Comparison of network consumption of different mechanisms

The teaching feature vector in Sect. 3.2 can be described in mathematical form as follows: X is the input index set, X = (x1, x2, …, x14), y is the output index, which is the evaluation result corresponding to X. In this system, X is the normalized evaluation index value, and y is the evaluation result of teachers according to the experts. The final results of the teaching performance contain three categories: excellent, good and poor. In order to objectively evaluate the effect of this algorithm on teaching performance, we use Table 3 to show the evaluation with accuracy, recall and specificity of each algorithm.

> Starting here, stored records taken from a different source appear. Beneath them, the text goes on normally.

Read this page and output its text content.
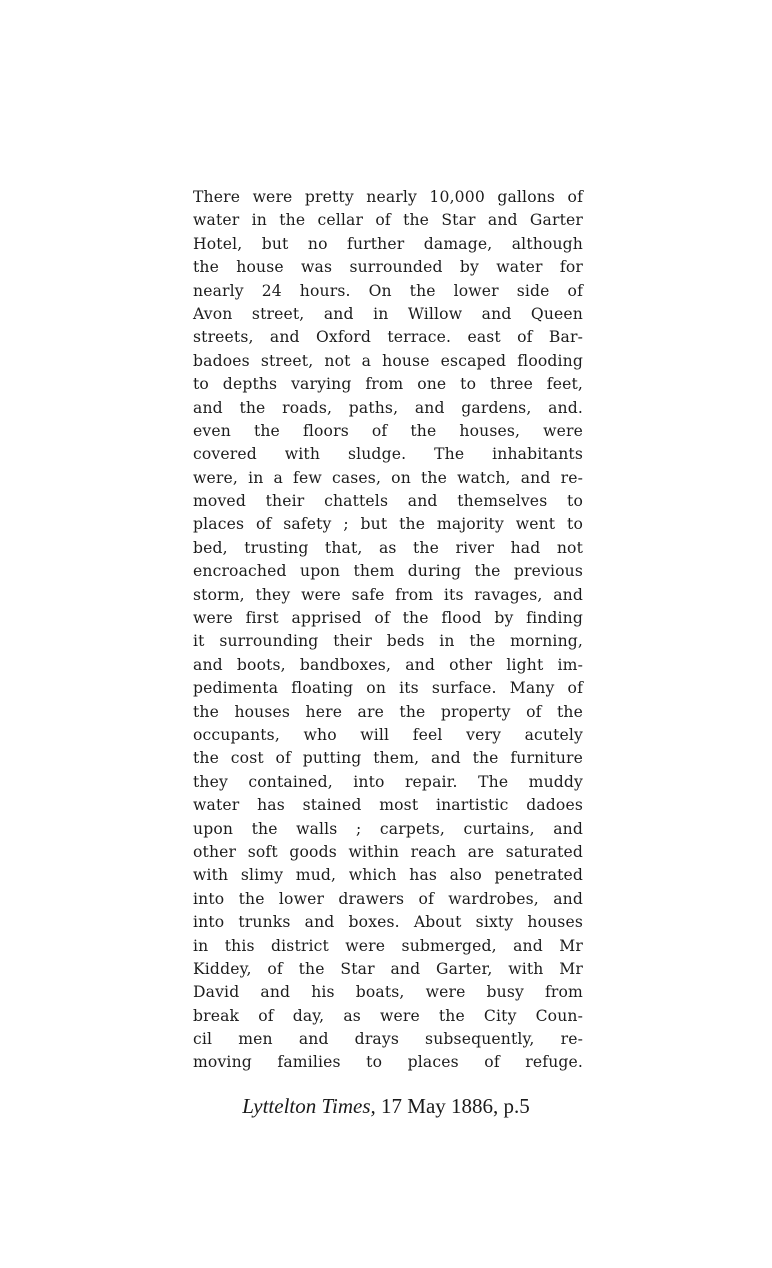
There were pretty nearly 10,000 gallons of
water in the cellar of the Star and Garter
Hotel, but no further damage, although
the house was surrounded by water for
nearly 24 hours. On the lower side of
Avon street, and in Willow and Queen
streets, and Oxford terrace. east of Bar-
badoes street, not a house escaped flooding
to depths varying from one to three feet,
and the roads, paths, and gardens, and.
even the floors of the houses, were
covered with sludge. The inhabitants
were, in a few cases, on the watch, and re-
moved their chattels and themselves to
places of safety ; but the majority went to
bed, trusting that, as the river had not
encroached upon them during the previous
storm, they were safe from its ravages, and
were first apprised of the flood by finding
it surrounding their beds in the morning,
and boots, bandboxes, and other light im-
pedimenta floating on its surface. Many of
the houses here are the property of the
occupants, who will feel very acutely
the cost of putting them, and the furniture
they contained, into repair. The muddy
water has stained most inartistic dadoes
upon the walls ; carpets, curtains, and
other soft goods within reach are saturated
with slimy mud, which has also penetrated
into the lower drawers of wardrobes, and
into trunks and boxes. About sixty houses
in this district were submerged, and Mr
Kiddey, of the Star and Garter, with Mr
David and his boats, were busy from
break of day, as were the City Coun-
cil men and drays subsequently, re-
moving families to places of refuge.
Lyttelton Times, 17 May 1886, p.5
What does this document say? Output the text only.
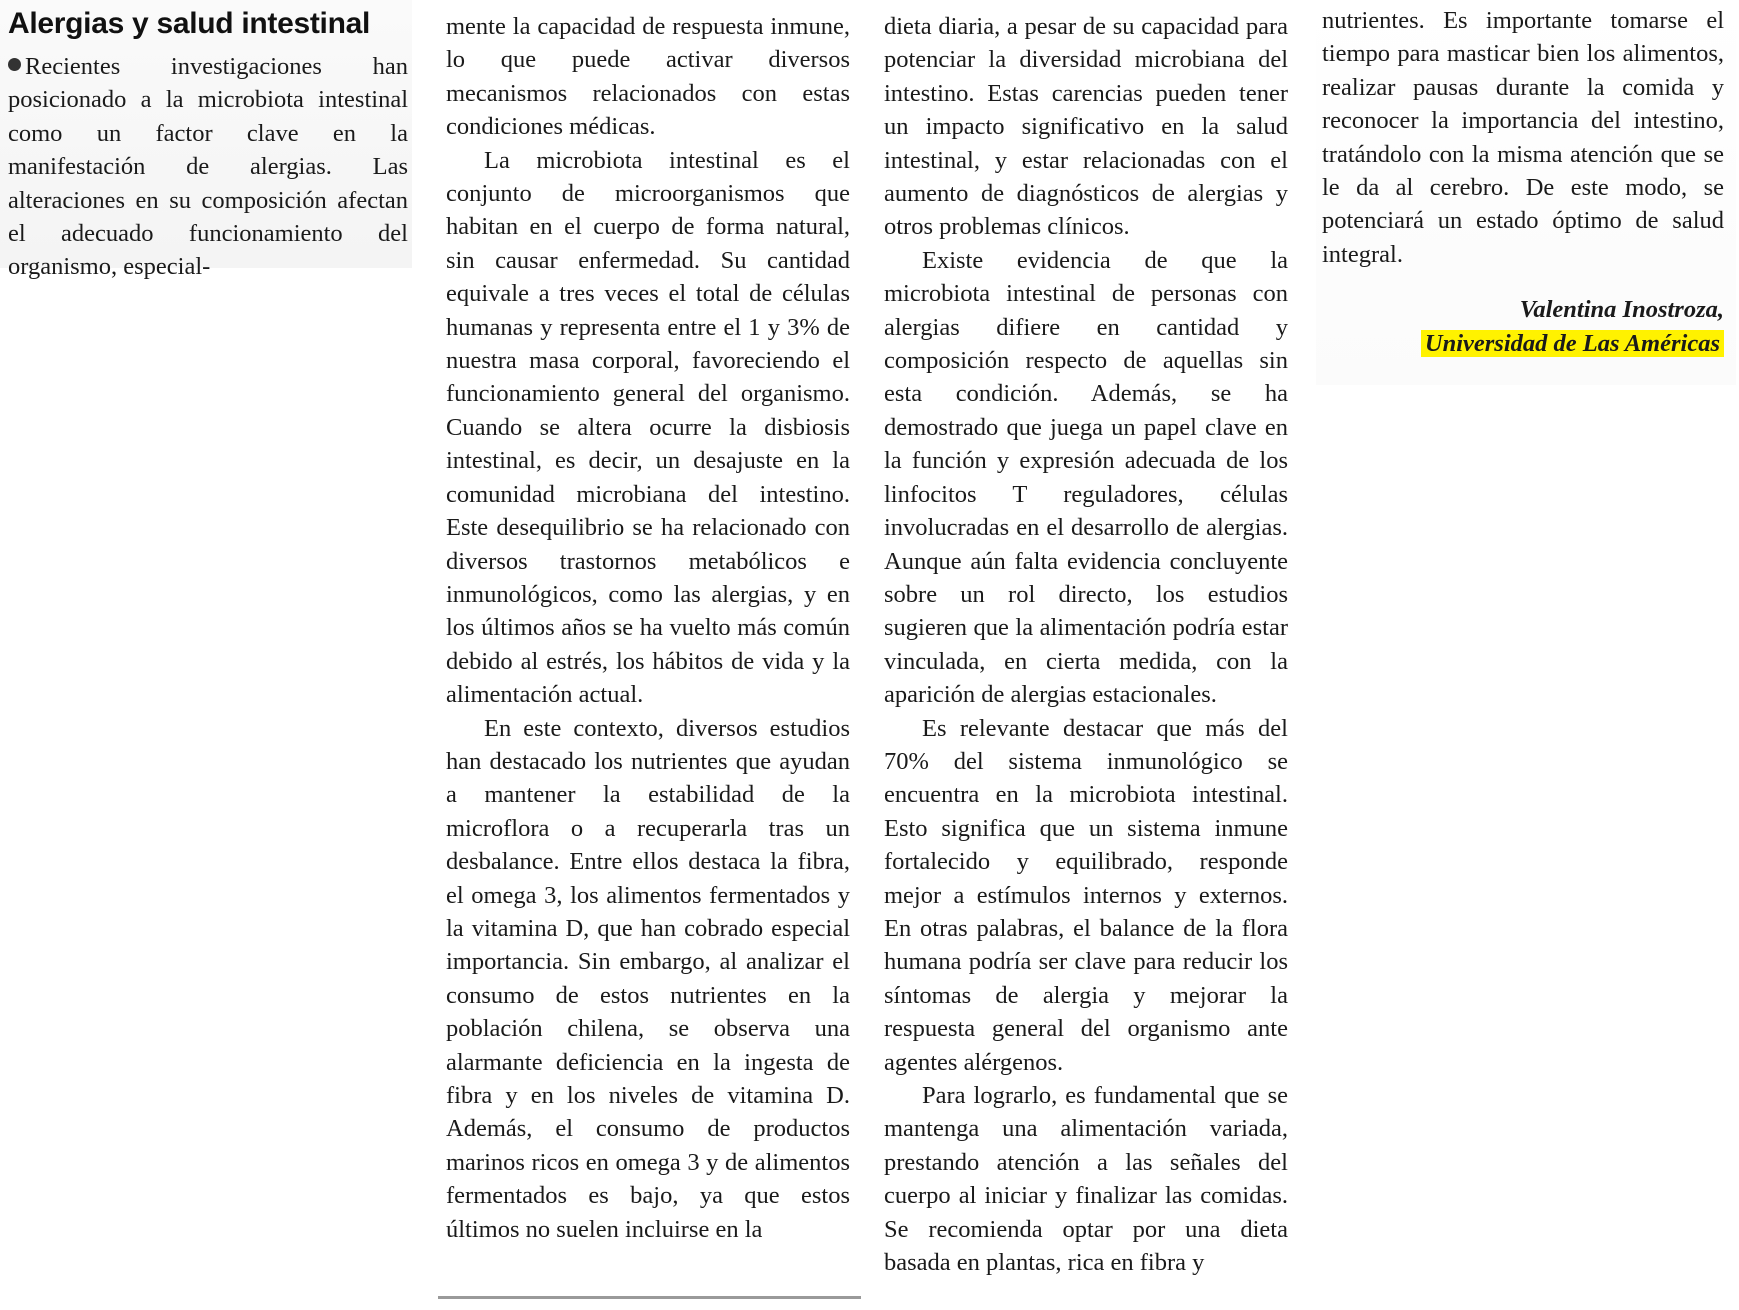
Alergias y salud intestinal

Recientes investigaciones han posicionado a la microbiota intestinal como un factor clave en la manifestación de alergias. Las alteraciones en su composición afectan el adecuado funcionamiento del organismo, especial-

mente la capacidad de respuesta inmune, lo que puede activar diversos mecanismos relacionados con estas condiciones médicas.

La microbiota intestinal es el conjunto de microorganismos que habitan en el cuerpo de forma natural, sin causar enfermedad. Su cantidad equivale a tres veces el total de células humanas y representa entre el 1 y 3% de nuestra masa corporal, favoreciendo el funcionamiento general del organismo. Cuando se altera ocurre la disbiosis intestinal, es decir, un desajuste en la comunidad microbiana del intestino. Este desequilibrio se ha relacionado con diversos trastornos metabólicos e inmunológicos, como las alergias, y en los últimos años se ha vuelto más común debido al estrés, los hábitos de vida y la alimentación actual.

En este contexto, diversos estudios han destacado los nutrientes que ayudan a mantener la estabilidad de la microflora o a recuperarla tras un desbalance. Entre ellos destaca la fibra, el omega 3, los alimentos fermentados y la vitamina D, que han cobrado especial importancia. Sin embargo, al analizar el consumo de estos nutrientes en la población chilena, se observa una alarmante deficiencia en la ingesta de fibra y en los niveles de vitamina D. Además, el consumo de productos marinos ricos en omega 3 y de alimentos fermentados es bajo, ya que estos últimos no suelen incluirse en la

dieta diaria, a pesar de su capacidad para potenciar la diversidad microbiana del intestino. Estas carencias pueden tener un impacto significativo en la salud intestinal, y estar relacionadas con el aumento de diagnósticos de alergias y otros problemas clínicos.

Existe evidencia de que la microbiota intestinal de personas con alergias difiere en cantidad y composición respecto de aquellas sin esta condición. Además, se ha demostrado que juega un papel clave en la función y expresión adecuada de los linfocitos T reguladores, células involucradas en el desarrollo de alergias. Aunque aún falta evidencia concluyente sobre un rol directo, los estudios sugieren que la alimentación podría estar vinculada, en cierta medida, con la aparición de alergias estacionales.

Es relevante destacar que más del 70% del sistema inmunológico se encuentra en la microbiota intestinal. Esto significa que un sistema inmune fortalecido y equilibrado, responde mejor a estímulos internos y externos. En otras palabras, el balance de la flora humana podría ser clave para reducir los síntomas de alergia y mejorar la respuesta general del organismo ante agentes alérgenos.

Para lograrlo, es fundamental que se mantenga una alimentación variada, prestando atención a las señales del cuerpo al iniciar y finalizar las comidas. Se recomienda optar por una dieta basada en plantas, rica en fibra y

nutrientes. Es importante tomarse el tiempo para masticar bien los alimentos, realizar pausas durante la comida y reconocer la importancia del intestino, tratándolo con la misma atención que se le da al cerebro. De este modo, se potenciará un estado óptimo de salud integral.

Valentina Inostroza,
Universidad de Las Américas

Table 3 Comparison results of teaching performance evaluation

Through the previous simulation results and analysis, it is summarized as follows:

  1. 1)

    In CCDCNs, it is not ideal to arbitrarily allocate cache space, and using a better method to schedule cache has a great impact on QoE. When C-SPT is used to schedule the cache, the result is better than the isomorphic method.

  2. 2)

    Transmission rate is the main factor affecting QoE. The set of Q will determine whether the maximum QoE value can be obtained. In practical application, when the transmission rate is too high or too low, it will lead to poor QoE. Therefore, ISP should select the appropriate content block transmission rate for users.

  3. 3)

    The popular type of content has little impact on MOS. However, it will change the optimal deployment, resulting in different QoE. When the request is too large, the cached content should be scheduled to the edge to meet the request. Surprisingly, the performance of QoE does not change significantly due to the different popularity of content.

  4. 4)

    We abstract the teaching performance into 14 features in this work, and thus the network can distribute it more accurately. It can be seen from the comparison results that our method obtains higher accuracy. However, the higher number of features will affect the real-time performance of the network and reduce its efficiency.

4 Conclusions

In this work, we introduce content distribution network and reinforcement learning technology to improve the evaluation performance of English teaching quality. For the cache scheduling problem, we construct three cache scheduling algorithms in CCDCNs. Firstly, an approximate dynamic algorithm C-SPT is proposed, which has high complexity. Then, based on the characteristics of node centralization, an approximate dynamic scheduling algorithm C-SPT is also proposed. The algorithm includes the scheduling of cached content and the scheduling of content transmission rate, but it has low complexity in processing content scheduling. Finally, based on DRL technology, a cache scheduling algorithm is proposed. Although the algorithm has high complexity, the scheduling accuracy is also high. In order to further improve the performance and service quality of CCDCNs, the next work is mainly solved from the following aspects. Due to the diversity and rapid update of content in big data, the collection of samples with high similarity between CCDCNs cached content and user target requirements becomes more complex and difficult. Therefore, researchers need to further solve the problem of hot content migration or explore more efficient big data technology to improve the prediction accuracy of content popularity and further improve cache performance. CCDCNs are far away from users, and centralized processing of users' needs is very resource-consuming. Putting the data center on the edge of the environment has high research value.